According to the U.S. Energy Information Administration (EIA), by the year 2040, the cost of energy in the U.S. will increase by 25% to 75%, depending on the energy source. Overall business expenses are expected to follow the same trend.
How, then, will companies continue to remain profitable? There are two ways to maintain profits in a world of increasing cost: either by reducing total costs, or increasing total sales. The latter comes with no guarantee, but implementing cost-saving practices is quantifiable and achieves results. When the need to reduce costs arises, it is counterintuitive to invest in utility management infrastructure. However, delaying the investment doesn’t just delay returns; the cost to invest will also increase.
A large American multinational retail corporation that operates a chain of department stores is often used as an example of utility management savings, illustrated in the chart below. If the company was to invest in utility management for its 1,100 stores that average over 150,000 square feet each, it could save up to two billion dollars this year. In order to obtain the same net profit, the company would need to sell 250 million dollars of product, at 20% GP per year, for the next 25 years.
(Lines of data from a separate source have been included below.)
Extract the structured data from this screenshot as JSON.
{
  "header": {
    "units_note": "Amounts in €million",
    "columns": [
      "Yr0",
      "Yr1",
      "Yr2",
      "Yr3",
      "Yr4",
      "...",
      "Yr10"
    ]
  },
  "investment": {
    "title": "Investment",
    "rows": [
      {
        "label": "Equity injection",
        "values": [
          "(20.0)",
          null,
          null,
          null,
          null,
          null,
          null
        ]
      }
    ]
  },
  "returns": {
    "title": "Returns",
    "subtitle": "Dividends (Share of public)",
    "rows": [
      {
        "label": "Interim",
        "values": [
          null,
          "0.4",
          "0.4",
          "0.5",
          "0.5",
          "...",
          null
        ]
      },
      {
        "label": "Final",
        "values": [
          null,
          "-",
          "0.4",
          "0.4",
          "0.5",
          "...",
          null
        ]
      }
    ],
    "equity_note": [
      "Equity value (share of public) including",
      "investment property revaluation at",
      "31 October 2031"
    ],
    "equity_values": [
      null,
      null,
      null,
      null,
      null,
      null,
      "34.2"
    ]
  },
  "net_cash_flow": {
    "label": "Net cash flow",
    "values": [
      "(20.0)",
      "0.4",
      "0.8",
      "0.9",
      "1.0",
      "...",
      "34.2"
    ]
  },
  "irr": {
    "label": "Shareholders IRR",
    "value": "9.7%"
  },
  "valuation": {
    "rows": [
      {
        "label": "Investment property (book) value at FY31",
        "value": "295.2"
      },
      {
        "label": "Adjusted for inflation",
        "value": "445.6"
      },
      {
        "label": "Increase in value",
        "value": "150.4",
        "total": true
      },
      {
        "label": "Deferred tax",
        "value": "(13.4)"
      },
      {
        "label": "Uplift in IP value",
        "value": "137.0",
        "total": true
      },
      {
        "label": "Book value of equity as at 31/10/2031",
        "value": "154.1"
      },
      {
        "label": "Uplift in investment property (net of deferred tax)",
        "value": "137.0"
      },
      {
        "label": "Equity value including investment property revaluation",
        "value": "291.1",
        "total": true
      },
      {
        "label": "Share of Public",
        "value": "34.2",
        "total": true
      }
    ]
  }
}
According to the EIA, over half of the electrical power consumed by commercial buildings is wasted. Various Utility Management Specialists estimate that many businesses can reduce energy consumption by 20% by simply using energy efficient products can economically reduce energy waste. As illustrated below, the EIA estimates that in upcoming years, total commercial electrical consumption will decrease by 13% while the cost of power will increase approximately the same amount.
Business costs are reduced through the use of various energy management solutions. And, as one might expect, lowering cost directly correlates to an increase in profit margin.